Rappelons-nous

Quand on va sur mon blog et qu’on cherche le mot-clé « guerre », on ne trouve rien d’autre (presque) que des articles sur des romans traitant de la seconde guerre mondiale. On peut tout juste noter la présence du superbe  Vango, ce personnage qui prend vie à la fin de la première guerre mondiale et dont l’histoire se situe dans cette période entre-deux guerres, qui subit les conséquences de la première et les prémices de la seconde. Quand je m’imprègne de mon histoire familiale, il en est peu question. Je ne connais pas réellement cette histoire … mais mes grands-parents sont plutôt nés à l’aube de la seconde guerre mondiale que de la première. Pour moi, et pour nous lycéens et étudiants notamment, la première guerre mondiale n’est qu’un conflit lointain, dont on a entendu parler par les livres d’histoire, éventuellement par des romans, par les commémorations, encore faut-il qu’on s’y soit intéressé.

Alors il m’est difficile de venir parler, en tant que jeune membre d’A l’ombre du grand arbre, du haut de la branche de mes 17 ans, de cet évènement historique sans précédent. Car s’il m’est lointain, il ne me laisse pour autant pas indifférent.

Qui n’est pas choqué devant les photos, touché par les récits, bouleversé par les conséquences, alarmé par la puissance du conflit qui a commencé à prouver de quoi l’Homme est capable au summum de sa rage ?

Il y a tout ça bien sûr.

Mais il y a ce sentiment bien plus profond, moins facile à cerner, et incroyablement enraciné aux fibres de mon être -nos êtres- les plus enfouies sous ma peau et mon esprit … c’est ce sentiment là que je vais tenter, brièvement, maladroitement, de décrire.

Dans ce sentiment, il y a quelques battements de cœur patriotiques. La fierté d’un pays qui s’est battu mais surtout celle pour tous ces soldats qui ont sacrifié leur vie.

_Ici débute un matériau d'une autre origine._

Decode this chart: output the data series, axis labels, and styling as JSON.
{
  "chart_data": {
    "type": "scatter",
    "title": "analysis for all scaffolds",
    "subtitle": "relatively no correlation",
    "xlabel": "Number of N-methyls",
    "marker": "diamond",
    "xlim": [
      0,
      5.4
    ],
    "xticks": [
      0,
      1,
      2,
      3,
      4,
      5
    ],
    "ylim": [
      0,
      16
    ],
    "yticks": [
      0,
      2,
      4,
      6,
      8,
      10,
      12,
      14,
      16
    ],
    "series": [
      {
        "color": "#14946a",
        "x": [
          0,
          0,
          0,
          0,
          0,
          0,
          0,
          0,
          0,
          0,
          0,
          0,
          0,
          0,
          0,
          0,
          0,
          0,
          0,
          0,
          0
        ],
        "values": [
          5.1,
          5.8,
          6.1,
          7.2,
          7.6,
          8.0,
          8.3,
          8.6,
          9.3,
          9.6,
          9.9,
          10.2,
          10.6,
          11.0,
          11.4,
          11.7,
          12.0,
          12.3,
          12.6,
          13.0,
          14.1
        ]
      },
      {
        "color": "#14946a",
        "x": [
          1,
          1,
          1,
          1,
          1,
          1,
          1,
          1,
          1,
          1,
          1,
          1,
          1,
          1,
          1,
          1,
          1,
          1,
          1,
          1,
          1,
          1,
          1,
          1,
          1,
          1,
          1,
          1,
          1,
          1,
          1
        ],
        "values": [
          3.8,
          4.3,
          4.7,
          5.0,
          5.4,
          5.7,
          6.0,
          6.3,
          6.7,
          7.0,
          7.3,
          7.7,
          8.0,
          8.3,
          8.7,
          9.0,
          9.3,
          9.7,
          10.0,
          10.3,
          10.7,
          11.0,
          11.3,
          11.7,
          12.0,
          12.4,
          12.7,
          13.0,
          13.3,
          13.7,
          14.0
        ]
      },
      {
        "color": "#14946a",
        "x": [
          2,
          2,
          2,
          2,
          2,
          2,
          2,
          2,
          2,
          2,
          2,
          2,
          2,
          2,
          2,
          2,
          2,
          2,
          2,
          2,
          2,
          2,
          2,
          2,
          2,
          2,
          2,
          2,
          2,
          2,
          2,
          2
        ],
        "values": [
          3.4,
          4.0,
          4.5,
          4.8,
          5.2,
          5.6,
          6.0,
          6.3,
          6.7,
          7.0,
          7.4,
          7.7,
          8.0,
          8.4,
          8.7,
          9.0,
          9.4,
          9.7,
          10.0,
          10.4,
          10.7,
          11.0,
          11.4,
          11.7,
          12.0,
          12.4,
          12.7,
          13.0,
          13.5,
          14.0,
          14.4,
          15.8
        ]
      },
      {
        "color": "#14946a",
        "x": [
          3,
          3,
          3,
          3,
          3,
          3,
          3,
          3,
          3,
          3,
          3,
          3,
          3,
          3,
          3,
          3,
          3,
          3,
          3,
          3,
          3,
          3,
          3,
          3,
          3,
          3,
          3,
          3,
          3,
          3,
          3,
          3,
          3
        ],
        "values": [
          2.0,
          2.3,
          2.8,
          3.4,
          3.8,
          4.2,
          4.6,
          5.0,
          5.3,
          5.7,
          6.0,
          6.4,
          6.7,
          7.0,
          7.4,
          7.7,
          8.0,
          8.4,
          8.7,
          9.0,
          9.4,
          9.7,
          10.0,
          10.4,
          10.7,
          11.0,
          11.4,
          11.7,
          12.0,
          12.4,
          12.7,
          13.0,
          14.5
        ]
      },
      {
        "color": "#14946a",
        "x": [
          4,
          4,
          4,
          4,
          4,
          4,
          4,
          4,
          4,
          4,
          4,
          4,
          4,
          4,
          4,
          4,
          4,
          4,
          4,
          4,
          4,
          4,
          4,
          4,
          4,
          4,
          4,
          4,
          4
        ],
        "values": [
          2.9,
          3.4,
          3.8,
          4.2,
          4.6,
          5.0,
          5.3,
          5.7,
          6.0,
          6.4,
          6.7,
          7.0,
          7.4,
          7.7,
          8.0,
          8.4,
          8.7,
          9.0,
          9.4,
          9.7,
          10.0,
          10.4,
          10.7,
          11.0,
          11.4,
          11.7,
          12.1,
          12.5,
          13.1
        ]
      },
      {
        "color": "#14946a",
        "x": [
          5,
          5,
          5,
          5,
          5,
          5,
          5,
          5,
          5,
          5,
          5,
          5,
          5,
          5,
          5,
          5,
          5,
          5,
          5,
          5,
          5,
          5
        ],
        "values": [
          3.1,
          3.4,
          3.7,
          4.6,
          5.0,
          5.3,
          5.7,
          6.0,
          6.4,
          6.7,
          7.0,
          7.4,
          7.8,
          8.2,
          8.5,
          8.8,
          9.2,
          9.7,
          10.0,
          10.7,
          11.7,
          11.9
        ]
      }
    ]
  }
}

Il y a les yeux grand ouverts d’admiration pour leur courage, même s’ils n’ont pas tous eu le choix. Même si il y a eu la lâcheté, la cruauté, la faiblesse. On pardonne.

Il y a, ténu, maladroit, profond, l’amour. Celui de l’humain. Ce fil tendu entre tous les hommes qu’on appelle solidarité, compassion, ou amour. Aimez-votre prochain, mais aimez aussi votre ancien.

Il y a, aux pieds mêmes de cet ensemble, la mémoire. Celle qu’on ravive tous les ans, plusieurs fois par an, à chaque cours d’histoire, à chaque cérémonie commémorative, et à partir de 2014 très souvent jusqu’en 2018. La mémoire collective. Rappelons-nous les morts, mais aussi les vivants, rappelons-nous les combattants, mais aussi les femmes et les hommes qui sont restés à l’arrière et ont combattu, à leur façon, rappelons-nous le courage, la force, la solidarité, mais rappelons-nous aussi la cruauté, la haine, l’horreur. N’oublions rien de tout ça, servons-nous en pour nous améliorer, pour se souvenir où la cruauté peut mener, pour croire que le monde peut être meilleur, pour espérer, pour vivre. Pour grandir.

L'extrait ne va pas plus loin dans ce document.